En plus des points ci-dessus, j’ajouterais deux questionnements :
1) S’agissant de la communauté malgache qui est présentée dans le film, quelle est l’alternative qui lui est donnée ? Le développement économique ! Plus précisément il s’agit de faire pousser des camphriers sous le couvert forestier afin de produire de l’huile essentielle de ravintsara vendue ensuite dans le monde entier, autrement dit de développer des productions ayant une certaine valeur ajoutée et d’internationaliser cette production. Cette communauté est donc rattrapée par l’impératif de croissance économique que Marie-Monique Robin fustige - à juste titre, je le répète - par ailleurs. Les problèmes ne sont-ils pas ainsi tout simplement déplacés ? Leurs cultures sur brûlis sont en effet remplacées par de l’argent sonnant et trébuchant ; mais à quelle type de nourriture ces liquidités leur donne-t-elle accès ? Le film n’en parle pas mais au-delà du cas particulier de cette population, rappelons qu’intensification de l’agriculture et augmentation de la population mondiale vont de pair, au point qu’on nous rebattu les oreilles (en classe ou ailleurs) avec l’idée que les « progrès » agricoles avaient déjoué les prévisions de Malthus. Le démographe Laurent Toulemon a d’ailleurs déclaré lors d’un débat sur la démographie qu’avec la « Révolution verte », l’Inde avait réussi à nourrir sa population [9].

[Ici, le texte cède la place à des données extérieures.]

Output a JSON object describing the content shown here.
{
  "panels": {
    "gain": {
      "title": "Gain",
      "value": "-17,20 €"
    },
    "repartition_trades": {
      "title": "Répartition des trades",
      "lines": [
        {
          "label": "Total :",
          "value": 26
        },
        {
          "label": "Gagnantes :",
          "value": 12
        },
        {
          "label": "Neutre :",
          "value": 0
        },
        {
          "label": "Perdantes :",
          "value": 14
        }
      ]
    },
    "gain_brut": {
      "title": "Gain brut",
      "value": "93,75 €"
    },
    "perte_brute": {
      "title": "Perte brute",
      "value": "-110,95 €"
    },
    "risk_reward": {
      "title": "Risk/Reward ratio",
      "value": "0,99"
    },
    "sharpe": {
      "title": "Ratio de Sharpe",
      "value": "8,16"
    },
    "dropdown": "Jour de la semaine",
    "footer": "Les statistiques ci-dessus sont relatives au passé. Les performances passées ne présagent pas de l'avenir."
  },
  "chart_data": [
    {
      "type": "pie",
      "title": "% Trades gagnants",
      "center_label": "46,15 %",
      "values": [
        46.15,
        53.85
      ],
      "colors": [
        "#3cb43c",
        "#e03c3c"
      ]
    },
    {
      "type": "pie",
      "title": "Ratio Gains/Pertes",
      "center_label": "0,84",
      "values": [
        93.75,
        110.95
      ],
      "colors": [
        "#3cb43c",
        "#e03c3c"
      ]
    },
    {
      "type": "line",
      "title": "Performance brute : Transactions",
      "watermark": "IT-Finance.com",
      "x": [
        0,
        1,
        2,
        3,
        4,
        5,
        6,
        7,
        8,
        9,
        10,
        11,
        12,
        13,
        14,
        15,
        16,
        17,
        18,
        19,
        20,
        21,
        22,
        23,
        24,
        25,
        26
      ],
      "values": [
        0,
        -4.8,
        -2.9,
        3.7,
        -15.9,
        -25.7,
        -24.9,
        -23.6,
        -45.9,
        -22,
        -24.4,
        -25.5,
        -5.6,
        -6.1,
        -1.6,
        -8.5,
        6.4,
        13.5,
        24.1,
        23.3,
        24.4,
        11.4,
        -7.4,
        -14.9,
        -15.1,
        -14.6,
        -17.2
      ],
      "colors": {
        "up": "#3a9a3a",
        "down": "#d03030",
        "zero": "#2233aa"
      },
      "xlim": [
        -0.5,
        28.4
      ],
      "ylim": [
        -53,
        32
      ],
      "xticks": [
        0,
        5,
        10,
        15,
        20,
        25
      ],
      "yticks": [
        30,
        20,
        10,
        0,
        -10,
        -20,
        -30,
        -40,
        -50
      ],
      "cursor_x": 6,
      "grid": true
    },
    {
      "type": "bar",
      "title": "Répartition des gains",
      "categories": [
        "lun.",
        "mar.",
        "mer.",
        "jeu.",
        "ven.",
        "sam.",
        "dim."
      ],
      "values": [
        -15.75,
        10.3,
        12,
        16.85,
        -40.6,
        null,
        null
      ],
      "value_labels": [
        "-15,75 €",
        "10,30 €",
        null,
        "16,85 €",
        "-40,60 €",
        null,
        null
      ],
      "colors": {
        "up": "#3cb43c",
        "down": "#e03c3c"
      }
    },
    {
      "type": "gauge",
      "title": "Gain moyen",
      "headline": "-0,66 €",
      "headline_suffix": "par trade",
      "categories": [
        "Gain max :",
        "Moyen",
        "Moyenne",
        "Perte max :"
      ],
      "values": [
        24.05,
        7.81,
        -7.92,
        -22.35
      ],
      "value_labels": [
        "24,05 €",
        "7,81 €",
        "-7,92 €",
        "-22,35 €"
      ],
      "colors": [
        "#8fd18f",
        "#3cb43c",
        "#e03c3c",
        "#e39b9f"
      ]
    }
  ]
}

2) Alors même que le film et le livre de Marie-Monique Robin s’attachent à mettre en évidence la subtilité des chaînes trophiques, considérer qu’Homo Sapiens n’aurait pas de question à se poser sur le niveau de sa population revient à considérer qu’il échappe à la loi générale de la nature. Il est manifestement difficile d’admettre qu’Homo sapiens est une espèce proliférant au détriment des espèces sauvages. Pourtant, les paléontologues ont établi qu’à l’aube de l’Humanité déjà, l’homme s’est rendu responsable de l’effondrement de la masse moyenne des animaux existants, et notamment de l’extinction de la mégafaune en Australie et sur le continent américain [10]. Quant à la situation actuelle, pour se représenter l’ampleur du déséquilibre entre le poids (écrasant) de l’être humain et de ses animaux domestiques par rapport aux mammifères sauvages, je renvoie au visuel suivant, découvert la veille de la projection lors d’une conférence de Françoise Berthoud (écologue et chercheuse au CNRS de Grenoble) : https://www.acserb78.org/post/le-po....

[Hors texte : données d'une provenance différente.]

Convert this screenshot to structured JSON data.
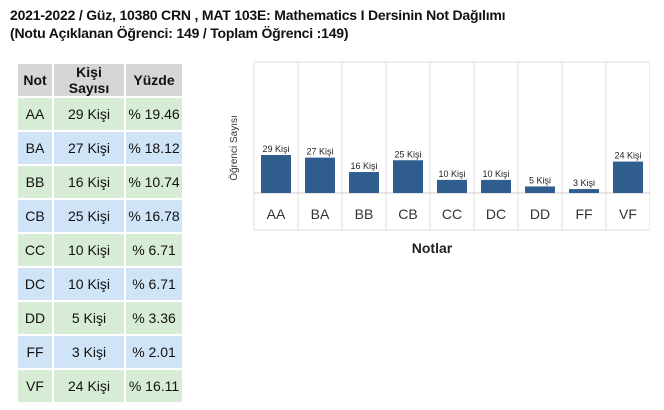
{
  "header": {
    "line1": "2021-2022 / Güz, 10380 CRN , MAT 103E: Mathematics I Dersinin Not Dağılımı",
    "line2": "(Notu Açıklanan Öğrenci: 149 / Toplam Öğrenci :149)"
  },
  "table": {
    "headers": [
      "Not",
      "Kişi Sayısı",
      "Yüzde"
    ],
    "rows": [
      {
        "grade": "AA",
        "count": "29 Kişi",
        "percent": "% 19.46"
      },
      {
        "grade": "BA",
        "count": "27 Kişi",
        "percent": "% 18.12"
      },
      {
        "grade": "BB",
        "count": "16 Kişi",
        "percent": "% 10.74"
      },
      {
        "grade": "CB",
        "count": "25 Kişi",
        "percent": "% 16.78"
      },
      {
        "grade": "CC",
        "count": "10 Kişi",
        "percent": "% 6.71"
      },
      {
        "grade": "DC",
        "count": "10 Kişi",
        "percent": "% 6.71"
      },
      {
        "grade": "DD",
        "count": "5 Kişi",
        "percent": "% 3.36"
      },
      {
        "grade": "FF",
        "count": "3 Kişi",
        "percent": "% 2.01"
      },
      {
        "grade": "VF",
        "count": "24 Kişi",
        "percent": "% 16.11"
      }
    ]
  },
  "chart_data": {
    "type": "bar",
    "categories": [
      "AA",
      "BA",
      "BB",
      "CB",
      "CC",
      "DC",
      "DD",
      "FF",
      "VF"
    ],
    "values": [
      29,
      27,
      16,
      25,
      10,
      10,
      5,
      3,
      24
    ],
    "data_labels": [
      "29 Kişi",
      "27 Kişi",
      "16 Kişi",
      "25 Kişi",
      "10 Kişi",
      "10 Kişi",
      "5 Kişi",
      "3 Kişi",
      "24 Kişi"
    ],
    "xlabel": "Notlar",
    "ylabel": "Öğrenci Sayısı",
    "ylim": [
      0,
      100
    ],
    "bar_color": "#2e5d8e",
    "grid": true
  },
  "colors": {
    "header_bg": "#d6d6d6",
    "row_even": "#d7ecd4",
    "row_odd": "#cfe4f7",
    "bar": "#2e5d8e"
  }
}
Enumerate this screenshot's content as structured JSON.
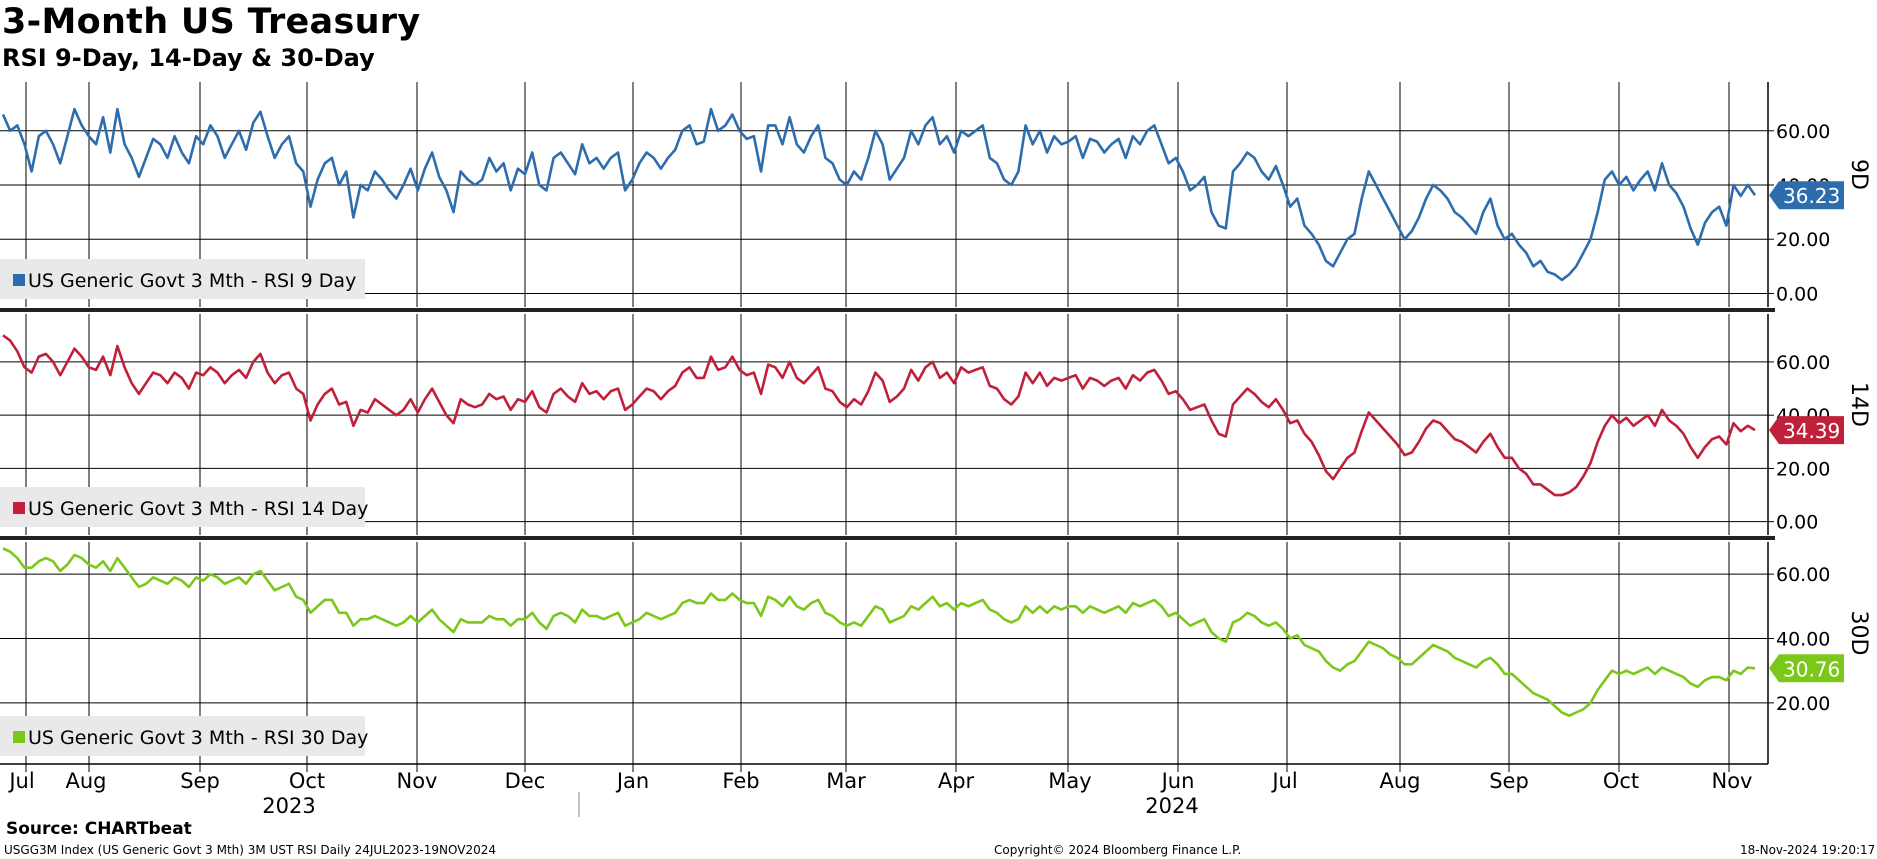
{
  "title": "3-Month US Treasury",
  "subtitle": "RSI 9-Day, 14-Day & 30-Day",
  "footer": {
    "source": "Source: CHARTbeat",
    "ticker": "USGG3M Index (US Generic Govt 3 Mth) 3M UST RSI  Daily 24JUL2023-19NOV2024",
    "copyright": "Copyright© 2024 Bloomberg Finance L.P.",
    "timestamp": "18-Nov-2024 19:20:17"
  },
  "chart_data": {
    "type": "line",
    "x_axis": {
      "months": [
        "Jul",
        "Aug",
        "Sep",
        "Oct",
        "Nov",
        "Dec",
        "Jan",
        "Feb",
        "Mar",
        "Apr",
        "May",
        "Jun",
        "Jul",
        "Aug",
        "Sep",
        "Oct",
        "Nov"
      ],
      "years": [
        "2023",
        "2024"
      ],
      "range": [
        "2023-07-24",
        "2024-11-19"
      ]
    },
    "panels": [
      {
        "key": "rsi9",
        "axis_label": "9D",
        "legend": "US Generic Govt 3 Mth - RSI 9 Day",
        "color": "#2e6dad",
        "last_value": "36.23",
        "ylim": [
          -5,
          78
        ],
        "yticks": [
          0,
          20,
          40,
          60
        ],
        "ytick_labels": [
          "0.00",
          "20.00",
          "40.00",
          "60.00"
        ],
        "values": [
          66,
          60,
          62,
          55,
          45,
          58,
          60,
          55,
          48,
          58,
          68,
          62,
          58,
          55,
          65,
          52,
          68,
          55,
          50,
          43,
          50,
          57,
          55,
          50,
          58,
          52,
          48,
          58,
          55,
          62,
          58,
          50,
          55,
          60,
          53,
          63,
          67,
          58,
          50,
          55,
          58,
          48,
          45,
          32,
          42,
          48,
          50,
          40,
          45,
          28,
          40,
          38,
          45,
          42,
          38,
          35,
          40,
          46,
          38,
          46,
          52,
          43,
          38,
          30,
          45,
          42,
          40,
          42,
          50,
          45,
          48,
          38,
          46,
          44,
          52,
          40,
          38,
          50,
          52,
          48,
          44,
          55,
          48,
          50,
          46,
          50,
          52,
          38,
          42,
          48,
          52,
          50,
          46,
          50,
          53,
          60,
          62,
          55,
          56,
          68,
          60,
          62,
          66,
          60,
          57,
          58,
          45,
          62,
          62,
          55,
          65,
          55,
          52,
          58,
          62,
          50,
          48,
          42,
          40,
          45,
          42,
          50,
          60,
          55,
          42,
          46,
          50,
          60,
          55,
          62,
          65,
          55,
          58,
          52,
          60,
          58,
          60,
          62,
          50,
          48,
          42,
          40,
          45,
          62,
          55,
          60,
          52,
          58,
          55,
          56,
          58,
          50,
          57,
          56,
          52,
          55,
          57,
          50,
          58,
          55,
          60,
          62,
          55,
          48,
          50,
          45,
          38,
          40,
          43,
          30,
          25,
          24,
          45,
          48,
          52,
          50,
          45,
          42,
          47,
          40,
          32,
          35,
          25,
          22,
          18,
          12,
          10,
          15,
          20,
          22,
          35,
          45,
          40,
          35,
          30,
          25,
          20,
          23,
          28,
          35,
          40,
          38,
          35,
          30,
          28,
          25,
          22,
          30,
          35,
          25,
          20,
          22,
          18,
          15,
          10,
          12,
          8,
          7,
          5,
          7,
          10,
          15,
          20,
          30,
          42,
          45,
          40,
          43,
          38,
          42,
          45,
          38,
          48,
          40,
          37,
          32,
          24,
          18,
          26,
          30,
          32,
          25,
          40,
          36,
          40,
          36.23
        ]
      },
      {
        "key": "rsi14",
        "axis_label": "14D",
        "legend": "US Generic Govt 3 Mth - RSI 14 Day",
        "color": "#c0203a",
        "last_value": "34.39",
        "ylim": [
          -5,
          78
        ],
        "yticks": [
          0,
          20,
          40,
          60
        ],
        "ytick_labels": [
          "0.00",
          "20.00",
          "40.00",
          "60.00"
        ],
        "values": [
          70,
          68,
          64,
          58,
          56,
          62,
          63,
          60,
          55,
          60,
          65,
          62,
          58,
          57,
          62,
          55,
          66,
          58,
          52,
          48,
          52,
          56,
          55,
          52,
          56,
          54,
          50,
          56,
          55,
          58,
          56,
          52,
          55,
          57,
          54,
          60,
          63,
          56,
          52,
          55,
          56,
          50,
          48,
          38,
          44,
          48,
          50,
          44,
          45,
          36,
          42,
          41,
          46,
          44,
          42,
          40,
          42,
          46,
          41,
          46,
          50,
          45,
          40,
          37,
          46,
          44,
          43,
          44,
          48,
          46,
          47,
          42,
          46,
          45,
          49,
          43,
          41,
          48,
          50,
          47,
          45,
          52,
          48,
          49,
          46,
          49,
          50,
          42,
          44,
          47,
          50,
          49,
          46,
          49,
          51,
          56,
          58,
          54,
          54,
          62,
          57,
          58,
          62,
          57,
          55,
          56,
          48,
          59,
          58,
          54,
          60,
          54,
          52,
          55,
          58,
          50,
          49,
          45,
          43,
          46,
          44,
          49,
          56,
          53,
          45,
          47,
          50,
          57,
          53,
          58,
          60,
          54,
          56,
          52,
          58,
          56,
          57,
          58,
          51,
          50,
          46,
          44,
          47,
          56,
          52,
          56,
          51,
          54,
          53,
          54,
          55,
          50,
          54,
          53,
          51,
          53,
          54,
          50,
          55,
          53,
          56,
          57,
          53,
          48,
          49,
          46,
          42,
          43,
          44,
          38,
          33,
          32,
          44,
          47,
          50,
          48,
          45,
          43,
          46,
          42,
          37,
          38,
          33,
          30,
          25,
          19,
          16,
          20,
          24,
          26,
          34,
          41,
          38,
          35,
          32,
          29,
          25,
          26,
          30,
          35,
          38,
          37,
          34,
          31,
          30,
          28,
          26,
          30,
          33,
          28,
          24,
          24,
          20,
          18,
          14,
          14,
          12,
          10,
          10,
          11,
          13,
          17,
          22,
          30,
          36,
          40,
          37,
          39,
          36,
          38,
          40,
          36,
          42,
          38,
          36,
          33,
          28,
          24,
          28,
          31,
          32,
          29,
          37,
          34,
          36,
          34.39
        ]
      },
      {
        "key": "rsi30",
        "axis_label": "30D",
        "legend": "US Generic Govt 3 Mth - RSI 30 Day",
        "color": "#7cc81a",
        "last_value": "30.76",
        "ylim": [
          1,
          70
        ],
        "yticks": [
          20,
          40,
          60
        ],
        "ytick_labels": [
          "20.00",
          "40.00",
          "60.00"
        ],
        "values": [
          68,
          67,
          65,
          62,
          62,
          64,
          65,
          64,
          61,
          63,
          66,
          65,
          63,
          62,
          64,
          61,
          65,
          62,
          59,
          56,
          57,
          59,
          58,
          57,
          59,
          58,
          56,
          59,
          58,
          60,
          59,
          57,
          58,
          59,
          57,
          60,
          61,
          58,
          55,
          56,
          57,
          53,
          52,
          48,
          50,
          52,
          52,
          48,
          48,
          44,
          46,
          46,
          47,
          46,
          45,
          44,
          45,
          47,
          45,
          47,
          49,
          46,
          44,
          42,
          46,
          45,
          45,
          45,
          47,
          46,
          46,
          44,
          46,
          46,
          48,
          45,
          43,
          47,
          48,
          47,
          45,
          49,
          47,
          47,
          46,
          47,
          48,
          44,
          45,
          46,
          48,
          47,
          46,
          47,
          48,
          51,
          52,
          51,
          51,
          54,
          52,
          52,
          54,
          52,
          51,
          51,
          47,
          53,
          52,
          50,
          53,
          50,
          49,
          51,
          52,
          48,
          47,
          45,
          44,
          45,
          44,
          47,
          50,
          49,
          45,
          46,
          47,
          50,
          49,
          51,
          53,
          50,
          51,
          49,
          51,
          50,
          51,
          52,
          49,
          48,
          46,
          45,
          46,
          50,
          48,
          50,
          48,
          50,
          49,
          50,
          50,
          48,
          50,
          49,
          48,
          49,
          50,
          48,
          51,
          50,
          51,
          52,
          50,
          47,
          48,
          46,
          44,
          45,
          46,
          42,
          40,
          39,
          45,
          46,
          48,
          47,
          45,
          44,
          45,
          43,
          40,
          41,
          38,
          37,
          36,
          33,
          31,
          30,
          32,
          33,
          36,
          39,
          38,
          37,
          35,
          34,
          32,
          32,
          34,
          36,
          38,
          37,
          36,
          34,
          33,
          32,
          31,
          33,
          34,
          32,
          29,
          29,
          27,
          25,
          23,
          22,
          21,
          19,
          17,
          16,
          17,
          18,
          20,
          24,
          27,
          30,
          29,
          30,
          29,
          30,
          31,
          29,
          31,
          30,
          29,
          28,
          26,
          25,
          27,
          28,
          28,
          27,
          30,
          29,
          31,
          30.76
        ]
      }
    ]
  }
}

Comme le hibou grand-duc, nous nous situons en haut de la chaîne alimentaire. Or celui-ci, à l’instar d’autres « super-prédateurs », ajuste sa reproduction en fonction des ressources disponibles et peut même choisir de ne pas se reproduire certaines années. Alors, qu’attendons-nous pour prendre exemple sur ce magnifique rapace ?
NOTA : Suite à cet échange infructueux, l’Utopia m’a permis de publier un court article dans sa gazette de l’été 2022. Ce dernier renvoie à un article plus développé qui est paru dans la Feuille Verte n°261. Axé sur les moyens d’agir à son niveau contre la déforestation des zones tropicales, il est d’ores et déjà disponible dans la rubrique « société » de ce site.

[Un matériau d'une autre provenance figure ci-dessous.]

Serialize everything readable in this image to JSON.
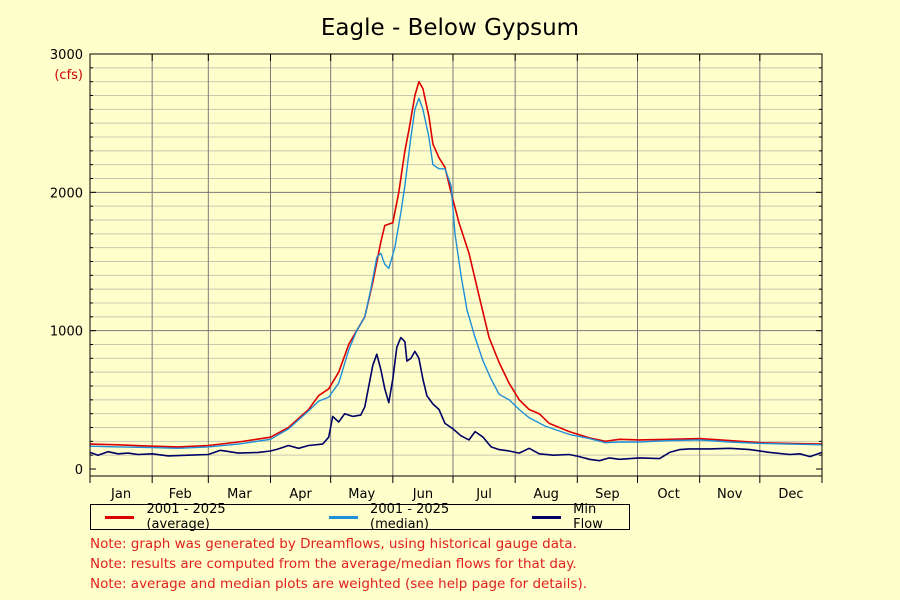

[1] https://www.demographie-responsable... (à noter que Madagascar dans son ensemble se situe bien en terme de rapport empreinte écologique/biocapacité du pays)
[2] voir par exemple https://www.consoglobe.com/lac-tanganyika-le-plus-menace-en-2017-cg
[3] cité par exemple ici : http://www.leslilasecologie.fr/2017...
[4] Evelyne Heyer, « L’Odyssée des gènes », Flammarion, 2020
[5] Yuval Noah Harrari, « Sapiens, les piliers de la civilisation »(BD), Albin Michel, 2021
[6] Rapport de la Plénière de la Plateforme intergouvernementale scientifique et politique sur la biodiversité et les services écosystémiques sur les travaux de sa sixième session, Plateforme intergouvernementale scientifique et politique sur la biodiversité et les services écosystémiques, avril 2018,https://ipbes.net/fr/node/28331 (voir le résumé aux décideurs en français accessible en bas page)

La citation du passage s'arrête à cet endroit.